By Claudie Benjamin
Marc Wigder is an attorney and City Councilman in Boca Raton, Florida. His parents owned the Royale Bakery at 237 West 72nd Street for more than 40 years. On the ten-year anniversary of the day that Ben Wigder passed away at the age of 94 in 2014, his son wanted to do something especially nice to honor his late father.
He wrote in advance to Mayor de Blasio and got approval to have 72nd Street named Royale Bakery/Ben Wigder Street for that day of memorial. “I bought 1,000 black and white cookies and gave them out near the bakery.” He was very moved by the response describing how many Upper West Siders came up to him to share joyful reminiscences about his father and the Royale Bakery.
Growing up, Wigder spent a lot of time in the bakery helping wherever help was needed. His father baked in the back of the bakery. Victoria, his mother, worked behind the counter as a sales clerk.
Ben Wigder specialized in classic Jewish baked goods, “We were especially busy at the holidays,” said Marc, “we made every type of challah: round challahs, braided challah, Babkas, ruggelah, marble pumpernickel, and blintzes.” He recalled that his father especially liked baking and decorating celebratory cakes. He loved to exercise his creativity with decorations associated with occasions like Thanksgiving, the Fourth of July, and even George Washington’s birthday. This decoration referred to the popular “I never tell a lie” myth in which as a child the first president chopped down a cherry tree and then admitted the deed to his mother.
Longtime Upper West Side resident Lorna Nowvé remembers the Royale bakery very well. She and a number of her colleagues at the Municipal Art Society (MAS) lived near the Royale bakery and would take turns bringing in pastries for committee meetings. “Ruggelah was a particular favorite of Mrs. Onassis, who attended many of our morning meetings.”
Ben was a Holocaust survivor from a small town outside of Bucharest, Romania. Ben was arrested by the Nazis and interred in a labor camp in Romania. His job at the camp was breaking stone to build a road for tanks headed for the invasion of Russia.
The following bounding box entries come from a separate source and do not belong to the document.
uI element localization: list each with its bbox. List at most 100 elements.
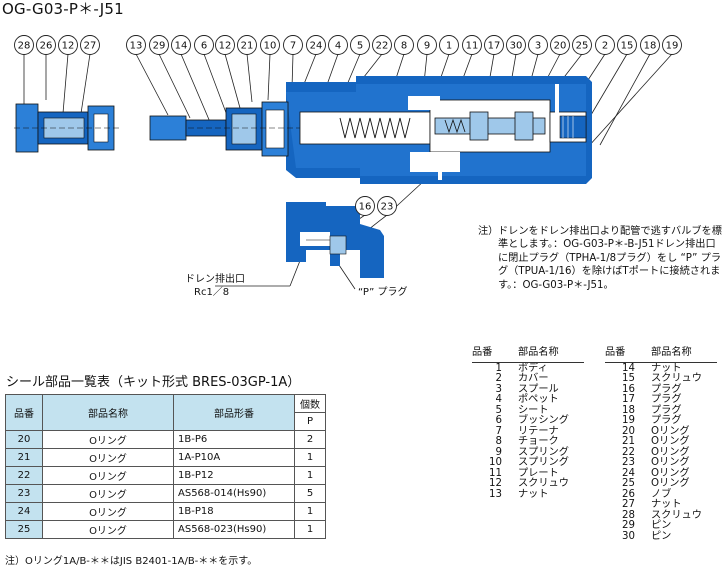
cell-model: AS568-023(Hs90) <box>173 520 295 539</box>
part-name: Oリング <box>651 467 690 479</box>
col-header-qty: 個数 <box>294 394 326 413</box>
part-name: ボディ <box>518 362 548 374</box>
balloon-label: 29 <box>153 41 166 52</box>
balloon-circle <box>617 35 637 55</box>
list-item: 27 ナット <box>605 499 702 511</box>
balloon-label: 14 <box>175 41 188 52</box>
balloon-circle <box>283 35 303 55</box>
part-number: 28 <box>622 509 635 521</box>
balloon-label: 8 <box>401 41 407 52</box>
balloon-label: 11 <box>466 41 479 52</box>
balloon-circle <box>328 35 348 55</box>
balloon-circle <box>260 35 280 55</box>
part-name: プラグ <box>651 415 682 426</box>
part-name: スプリング <box>518 457 569 468</box>
part-number: 7 <box>495 425 502 437</box>
balloon-circle <box>595 35 615 55</box>
balloon-circle <box>350 35 370 55</box>
part-name: ブッシング <box>518 415 569 426</box>
part-name: スプール <box>518 383 559 395</box>
part-number: 27 <box>622 499 635 510</box>
balloon-circle <box>640 35 660 55</box>
balloon-label: 2 <box>602 41 608 52</box>
balloon-circle <box>80 35 100 55</box>
cell-qty: 1 <box>294 502 326 521</box>
balloon-label: 10 <box>264 41 277 52</box>
parts-list-header-name: 部品名称 <box>518 347 559 358</box>
part-number: 2 <box>495 373 502 384</box>
cell-name: Oリング <box>42 502 174 521</box>
part-number: 25 <box>622 478 635 489</box>
balloon-circle <box>394 35 414 55</box>
part-number: 14 <box>622 362 635 374</box>
part-name: ナット <box>651 499 682 510</box>
knob-assembly <box>14 103 120 153</box>
balloon-circle <box>528 35 548 55</box>
cell-model: 1B-P12 <box>173 466 295 485</box>
drain-port-label: ドレン排出口 <box>185 272 245 285</box>
cell-qty: 1 <box>294 520 326 539</box>
part-name: リテーナ <box>518 425 559 437</box>
part-name: プラグ <box>651 383 682 395</box>
balloon-circle <box>372 35 392 55</box>
balloon-circle <box>417 35 437 55</box>
part-number: 4 <box>495 394 502 405</box>
balloon-circle <box>58 35 78 55</box>
balloon-label: 9 <box>424 41 430 52</box>
balloon-circle <box>126 35 146 55</box>
seal-table-title: シール部品一覧表（キット形式 BRES-03GP-1A） <box>6 375 301 390</box>
part-name: プラグ <box>651 404 682 416</box>
cell-qty: 2 <box>294 430 326 449</box>
balloon-label: 20 <box>554 41 567 52</box>
part-name: スクリュウ <box>651 373 702 384</box>
drain-size-label: Rc1／8 <box>194 286 229 298</box>
part-number: 18 <box>622 404 635 416</box>
cell-no: 25 <box>5 520 43 539</box>
cell-model: 1B-P18 <box>173 502 295 521</box>
balloon-circle <box>237 35 257 55</box>
part-number: 5 <box>495 404 502 416</box>
balloon-circle <box>171 35 191 55</box>
balloon-circle <box>36 35 56 55</box>
balloon-label: 22 <box>376 41 389 52</box>
part-number: 26 <box>622 488 635 500</box>
part-name: ナット <box>651 362 682 374</box>
parts-list-header-no: 品番 <box>605 347 626 358</box>
part-number: 29 <box>622 520 635 531</box>
balloon-label: 6 <box>201 41 207 52</box>
cell-no: 21 <box>5 448 43 467</box>
part-name: Oリング <box>651 478 690 489</box>
balloon-circle <box>662 35 682 55</box>
balloon-circle <box>484 35 504 55</box>
balloon-label: 13 <box>130 41 143 52</box>
part-number: 3 <box>495 383 502 395</box>
cell-name: Oリング <box>42 520 174 539</box>
list-item: 3 スプール <box>472 383 569 396</box>
part-number: 13 <box>489 488 502 500</box>
balloon-label: 28 <box>18 41 31 52</box>
part-name: Oリング <box>651 446 690 458</box>
col-header-no: 品番 <box>5 394 43 431</box>
cell-qty: 1 <box>294 448 326 467</box>
balloon-label: 24 <box>310 41 323 52</box>
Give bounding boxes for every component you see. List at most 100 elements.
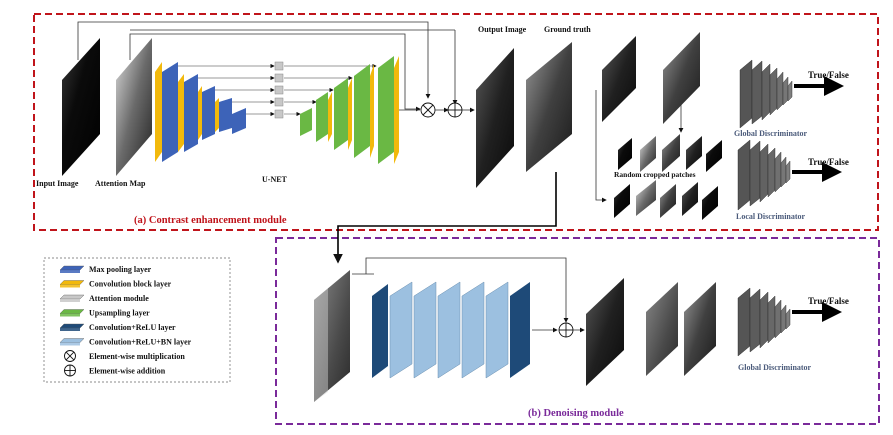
encoder-pool-block-1	[162, 62, 178, 162]
input-image	[62, 38, 100, 176]
decoder-up-block-3	[334, 78, 348, 150]
legend-swatch	[59, 280, 85, 285]
legend-label: Element-wise multiplication	[89, 352, 185, 361]
encoder-conv-block-4	[215, 98, 219, 132]
conv-relu-bn-layer-3	[437, 281, 461, 379]
legend-label: Element-wise addition	[89, 367, 166, 376]
global-discriminator-b	[737, 287, 791, 357]
attention-module-1	[274, 61, 284, 71]
local-discriminator-a	[737, 139, 791, 211]
ground-truth-image	[526, 42, 572, 172]
encoder-conv-block-1	[155, 62, 162, 162]
output-image	[476, 48, 514, 188]
legend-swatch-edge	[60, 270, 80, 273]
legend-item: Max pooling layer	[59, 265, 152, 274]
skip-line-mult	[404, 70, 421, 112]
encoder-pool-block-5	[232, 108, 246, 134]
denoised-output-image	[586, 278, 624, 386]
denoised-gt-image-2	[684, 282, 716, 376]
decoder-conv-block-2	[328, 92, 332, 142]
module-connector	[333, 172, 557, 264]
attention-module-4	[274, 97, 284, 107]
denoising-cnn	[372, 281, 530, 379]
legend-box	[43, 257, 231, 383]
decoder-up-block-1	[300, 108, 312, 136]
legend-swatch	[59, 323, 85, 329]
decoder-up-block-2	[316, 92, 328, 142]
unet-decoder	[300, 56, 399, 164]
skip-line-attention	[129, 33, 406, 70]
attention-connections	[178, 61, 377, 119]
legend-swatch-edge	[60, 284, 80, 288]
global-discriminator-a-label: Global Discriminator	[734, 129, 808, 138]
encoder-conv-block-2	[178, 74, 184, 152]
attention-map-label: Attention Map	[95, 179, 146, 188]
encoder-conv-block-3	[198, 86, 202, 140]
legend-label: Convolution+ReLU+BN layer	[89, 338, 192, 347]
ground-truth-crop-image	[663, 32, 700, 124]
denoised-gt-image-1	[646, 282, 678, 376]
conv-relu-bn-layer-2	[413, 281, 437, 379]
legend-swatch	[59, 338, 85, 343]
output-image-label: Output Image	[478, 25, 527, 34]
unet-label: U-NET	[262, 175, 288, 184]
legend-item: Convolution+ReLU+BN layer	[59, 338, 192, 347]
conv-relu-layer-last	[510, 282, 530, 378]
legend-label: Attention module	[89, 294, 149, 303]
legend-item: Element-wise multiplication	[64, 350, 185, 362]
local-discriminator-a-label: Local Discriminator	[736, 212, 806, 221]
legend-item: Element-wise addition	[64, 364, 166, 377]
decoder-up-block-5	[378, 56, 394, 164]
denoising-module-border	[275, 237, 880, 425]
true-false-label-1: True/False	[808, 70, 849, 80]
encoder-pool-block-2	[184, 74, 198, 152]
attention-map-image	[116, 38, 152, 176]
legend-swatch-edge	[60, 299, 80, 302]
true-false-label-3: True/False	[808, 296, 849, 306]
decoder-up-block-4	[354, 64, 370, 158]
legend-item: Attention module	[59, 294, 149, 303]
attention-module-5	[274, 109, 284, 119]
contrast-module-border	[33, 13, 879, 231]
legend-label: Convolution block layer	[89, 280, 172, 289]
ground-truth-label: Ground truth	[544, 25, 591, 34]
random-cropped-patches	[614, 134, 722, 220]
conv-relu-bn-layer-5	[485, 281, 509, 379]
global-discriminator-a	[739, 59, 793, 129]
encoder-pool-block-3	[202, 86, 215, 140]
decoder-conv-block-3	[348, 78, 352, 150]
output-crop-image	[602, 36, 636, 122]
legend-label: Convolution+ReLU layer	[89, 323, 176, 332]
denoising-module-title: (b) Denoising module	[528, 408, 624, 419]
legend-swatch-edge	[60, 342, 80, 346]
decoder-conv-block-4	[370, 64, 374, 158]
encoder-pool-block-4	[219, 98, 232, 132]
attention-module-3	[274, 85, 284, 95]
attention-module-2	[274, 73, 284, 83]
legend-item: Upsampling layer	[59, 309, 150, 318]
legend-label: Max pooling layer	[89, 265, 152, 274]
legend-swatch	[59, 309, 85, 314]
legend-label: Upsampling layer	[89, 309, 150, 318]
decoder-conv-block-5	[394, 56, 399, 164]
legend-swatch	[59, 294, 85, 300]
contrast-module-title: (a) Contrast enhancement module	[134, 215, 287, 226]
legend-item: Convolution block layer	[59, 280, 172, 289]
unet-encoder	[155, 62, 246, 162]
legend-swatch-edge	[60, 328, 80, 331]
noisy-input-image	[314, 270, 350, 402]
conv-relu-bn-layer-4	[461, 281, 485, 379]
conv-relu-layer-first	[372, 284, 388, 378]
legend-swatch-edge	[60, 313, 80, 317]
true-false-label-2: True/False	[808, 157, 849, 167]
legend-item: Convolution+ReLU layer	[59, 323, 176, 332]
residual-skip-line	[365, 257, 569, 323]
legend-swatch	[59, 265, 85, 271]
input-image-label: Input Image	[36, 179, 79, 188]
random-patches-label: Random cropped patches	[614, 170, 696, 179]
skip-line-input	[77, 21, 431, 99]
conv-relu-bn-layer-1	[389, 281, 413, 379]
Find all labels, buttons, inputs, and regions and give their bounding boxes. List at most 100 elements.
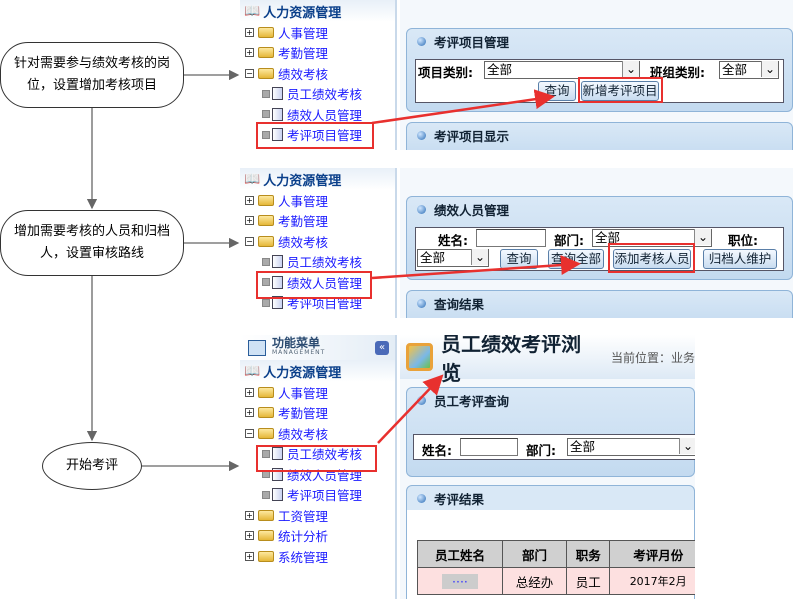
expand-icon[interactable]: +: [245, 48, 254, 58]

Later when the tide of the war turned, the Russians charged Ben and other inmates to reverse the direction of the road into Germany. When the war ended Ben was placed in a Displaced Persons Camp in Bari, Italy, where he learned to bake. Victoria, who was much younger, later recalled that her family was forced to quarter Nazi soldiers and then Russians in their farmhouse. Marc’s parents, both from the same area of Romania, immigrated to the United States separately. They later married here and settled in New Rochelle after living in Washington Heights where their son Marc was born.
Their Upper West Side bakery gained a kind of long-lasting national fame after it was featured in an episode of Seinfeld, the wildly popular long-playing TV series with an Upper West Side setting. The plot of “The Dinner Party,” Episode 77, describes characters experiencing various pitfalls revolving around the purchase of a babka at the Royale Bakery to bring to a dinner party. Seinfeld bought a black and white cookie and his positive quip relating to racial equality was widely reported.
As a part of Seinfeld lore, the bakery, like other businesses featured on the show, was actually shot on set in LA. The site of the former bakery was included on tourist bus tours of Seinfeld’s NY even after the bakery closed and the space was occupied by Jenny Craig (no irony intended).
Ben Wigder was deeply committed to the Upper West Side community. “He was a wonderful Jewish businessman. He gave bakery goods that were not sold to homeless people. Also, many early mornings you could see garbage trucks lined up on 72nd Street near the Royale Bakery where he regularly provided sanitation workers with breakfast bagels. He cared not only about the homeless but about the workers who served the city,” Marc said. He added that over the years, Ben Wigder acquired several multi-family buildings with affordable rents on West 72nd Street and drew satisfaction from being supportive of housing for middle-income residents.
This is a commitment that inspired his son. Today, as a member of the Boca Raton City Council and through other professional efforts he emphasizes the need for affordable housing to address the needs of workers who cannot afford to take jobs in an area where housing is too expensive creating a crisis for business owners.
Although he moved to Florida nearly 20 years ago, Marc is still sentimental about the Upper West Side and Bakery-related matters. When H & H Bagels (once on 80th Street and Broadway) recently opened a branch in Boca Raton, he and other nostalgic former Upper West Siders arrived on opening day at 5:00 am to savor memories of a much-loved neighborhood.